I will explain. It is necessary to count “infinity” (in quotes - for any number is, of course) not by how many sand grains it contains, but by how many times the quantity goes into quality, how many non-trivial ideas are in it. We calculate how many nontrivial ideas in the number of Graham. Ackermann's function with its order of arithmetic operation as a function argument is an idea of ​​times. Applying the Ackermann function to itself does not even pull on a full-fledged idea, so to half (and you can imagine a third-order Akkerman function to get even more numbers - but the more clearly the degeneracy of the idea). Let us add, in fact, a description of the problem, within which the Graham number appeared (painting in a random combination of two colors of diagonals of multidimensional hypercubes), in order to have an idea where to stop in our account - and we get two and a half ideas.

It seems, on the one hand, almost immeasurable infinity - and on the other hand, triviality. Put two mirrors in front of each other, stand between them - and you will see an infinite number of increasingly dull reflections. There are an infinite number of reflections, but they have only one original - only you yourself are reflected.

If in some phenomenon you notice that from some point only worsening (at best, the same) copies of what has happened before begin to repeat, then this is bad infinity, false. Movement on its scale is only an appearance of life, but in fact it is a trap for your consciousness.

For example, you get acquainted with some work - a book, a movie, a video game - and you notice that from a certain moment the work begins to repeat itself. Perhaps most of all, video games are doing this — endless quests “kill so many such monsters”, “bring this and that”, the exponentially rising cost of ever more elaborate weapons and armor to fight against more and more resilient enemies more play money. If the repetition ceased to reveal the original idea and became an end in itself, then leave this work - it fell into a bad infinity and only drains you from the true path.

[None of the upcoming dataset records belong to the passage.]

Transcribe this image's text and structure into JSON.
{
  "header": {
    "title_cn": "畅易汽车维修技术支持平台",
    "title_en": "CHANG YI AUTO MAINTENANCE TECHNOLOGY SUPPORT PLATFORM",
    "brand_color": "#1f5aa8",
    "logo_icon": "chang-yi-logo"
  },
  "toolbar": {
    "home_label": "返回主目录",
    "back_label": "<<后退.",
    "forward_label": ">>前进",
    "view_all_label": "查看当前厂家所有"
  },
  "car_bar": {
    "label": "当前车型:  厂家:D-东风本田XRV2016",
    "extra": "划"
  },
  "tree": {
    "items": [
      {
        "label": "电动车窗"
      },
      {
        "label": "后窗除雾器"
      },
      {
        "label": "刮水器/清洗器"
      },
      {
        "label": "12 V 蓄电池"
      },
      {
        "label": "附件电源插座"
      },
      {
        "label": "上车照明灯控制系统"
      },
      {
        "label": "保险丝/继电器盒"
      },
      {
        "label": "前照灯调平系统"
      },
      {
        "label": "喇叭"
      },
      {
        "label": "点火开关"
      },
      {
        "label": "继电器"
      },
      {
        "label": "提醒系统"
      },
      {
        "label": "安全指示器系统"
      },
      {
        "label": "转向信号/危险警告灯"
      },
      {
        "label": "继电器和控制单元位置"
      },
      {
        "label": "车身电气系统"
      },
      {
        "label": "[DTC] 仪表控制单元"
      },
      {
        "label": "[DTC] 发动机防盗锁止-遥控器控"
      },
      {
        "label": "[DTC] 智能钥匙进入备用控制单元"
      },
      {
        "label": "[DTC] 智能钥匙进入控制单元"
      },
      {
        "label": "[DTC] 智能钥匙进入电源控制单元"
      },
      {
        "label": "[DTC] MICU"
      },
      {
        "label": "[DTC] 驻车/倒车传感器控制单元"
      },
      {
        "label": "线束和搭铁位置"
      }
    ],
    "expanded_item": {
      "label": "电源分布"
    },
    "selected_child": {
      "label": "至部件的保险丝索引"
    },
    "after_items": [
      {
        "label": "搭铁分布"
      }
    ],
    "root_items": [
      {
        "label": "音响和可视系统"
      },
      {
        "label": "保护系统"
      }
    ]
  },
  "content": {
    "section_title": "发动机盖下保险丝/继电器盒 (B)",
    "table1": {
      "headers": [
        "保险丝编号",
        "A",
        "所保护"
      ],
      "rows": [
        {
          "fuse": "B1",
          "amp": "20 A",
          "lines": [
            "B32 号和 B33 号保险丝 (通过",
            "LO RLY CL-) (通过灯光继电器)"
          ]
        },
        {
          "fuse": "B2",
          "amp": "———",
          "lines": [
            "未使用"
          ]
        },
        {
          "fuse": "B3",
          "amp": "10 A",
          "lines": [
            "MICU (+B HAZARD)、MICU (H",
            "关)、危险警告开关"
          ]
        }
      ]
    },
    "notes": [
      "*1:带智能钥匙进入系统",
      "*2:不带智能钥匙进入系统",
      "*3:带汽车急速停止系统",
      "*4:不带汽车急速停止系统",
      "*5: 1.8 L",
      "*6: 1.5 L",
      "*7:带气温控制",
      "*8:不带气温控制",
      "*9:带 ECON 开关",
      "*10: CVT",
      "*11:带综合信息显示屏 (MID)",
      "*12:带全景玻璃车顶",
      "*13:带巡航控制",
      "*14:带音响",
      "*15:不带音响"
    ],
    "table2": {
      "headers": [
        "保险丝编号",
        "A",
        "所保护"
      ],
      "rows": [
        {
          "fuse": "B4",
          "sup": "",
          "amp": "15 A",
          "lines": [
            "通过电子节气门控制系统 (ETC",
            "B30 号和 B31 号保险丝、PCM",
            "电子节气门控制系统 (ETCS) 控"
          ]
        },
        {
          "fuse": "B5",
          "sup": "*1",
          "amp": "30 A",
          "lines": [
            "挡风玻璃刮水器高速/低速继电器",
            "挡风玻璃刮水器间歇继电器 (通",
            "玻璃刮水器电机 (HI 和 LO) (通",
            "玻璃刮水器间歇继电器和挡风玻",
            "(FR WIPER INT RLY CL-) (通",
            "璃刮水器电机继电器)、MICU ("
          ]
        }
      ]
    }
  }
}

Or there was a good original - and they made him a sequel, a prequel or an offshoot of the plot. What to fill? It is well known how to take everything the same as in the original, but in large quantities and otherwise combined. There was one idea, it became a half. These sequels can now make an infinite number, earning money for those who liked the original. And again before us is a bad infinity.

In general, take any genre - and most of it will be repetition, degraded copies of the founder of the genre. If you feel that you are suffocating in the dominance of these similar reflections - swim against the current, look for the source of the reflections. Only in this way can you find the true path in the labyrinth of evil infinity.